Können Euro-Aktien im transatlantischen Vergleich bestehen?

(Bildquelle: unsplash / william william)

Der schwache weltkonjunkturelle Rückenwind legt die massiven Strukturprobleme in Europa und vor allem Deutschland schonungslos offen. Dagegen zeigt Amerika Steherqualitäten und könnte sogar das soft landing schaffen. Doch darf man den europäischen Wirtschaftsstandort nicht mit europäischen börsennotierten Unternehmen gleichsetzen.

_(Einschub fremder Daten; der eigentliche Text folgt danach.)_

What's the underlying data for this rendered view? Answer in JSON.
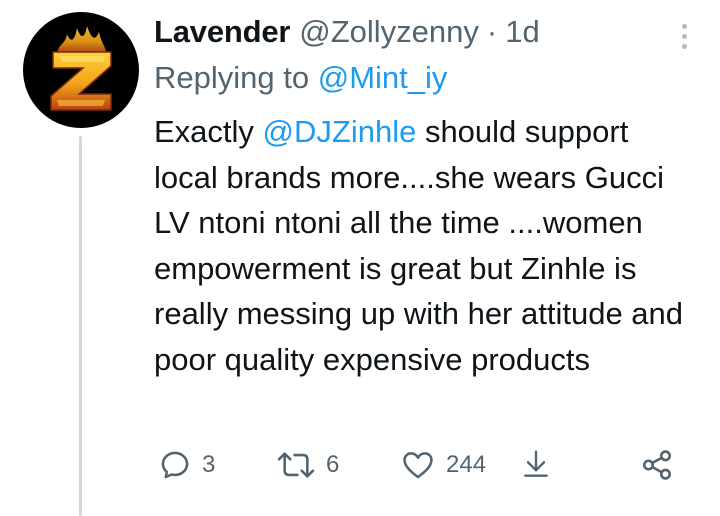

Deutschland ist wieder der kranke Mann Europas

Laut den letzten Einkaufsmanagerindices nehmen die Konjunkturrisiken weltweit zu. Eindeutiges Sorgenkind der Weltwirtschaft sind die Eurozone und hier insbesondere Deutschland. Gemäß der dramatischen Stimmungseintrübung schrumpft die deutsche Wirtschaft aktuell so stark wie zuletzt zum Höhepunkt der Corona-Pandemie im Frühjahr 2020.

Klare Signale für eine Winter-Rezession in Deutschland senden die ifo Geschäftserwartungen, die eine gute Trefferquote haben. Neben der Industrie fällt auch die Stimmung im Konsum- und Dienstleistungssektor weiter.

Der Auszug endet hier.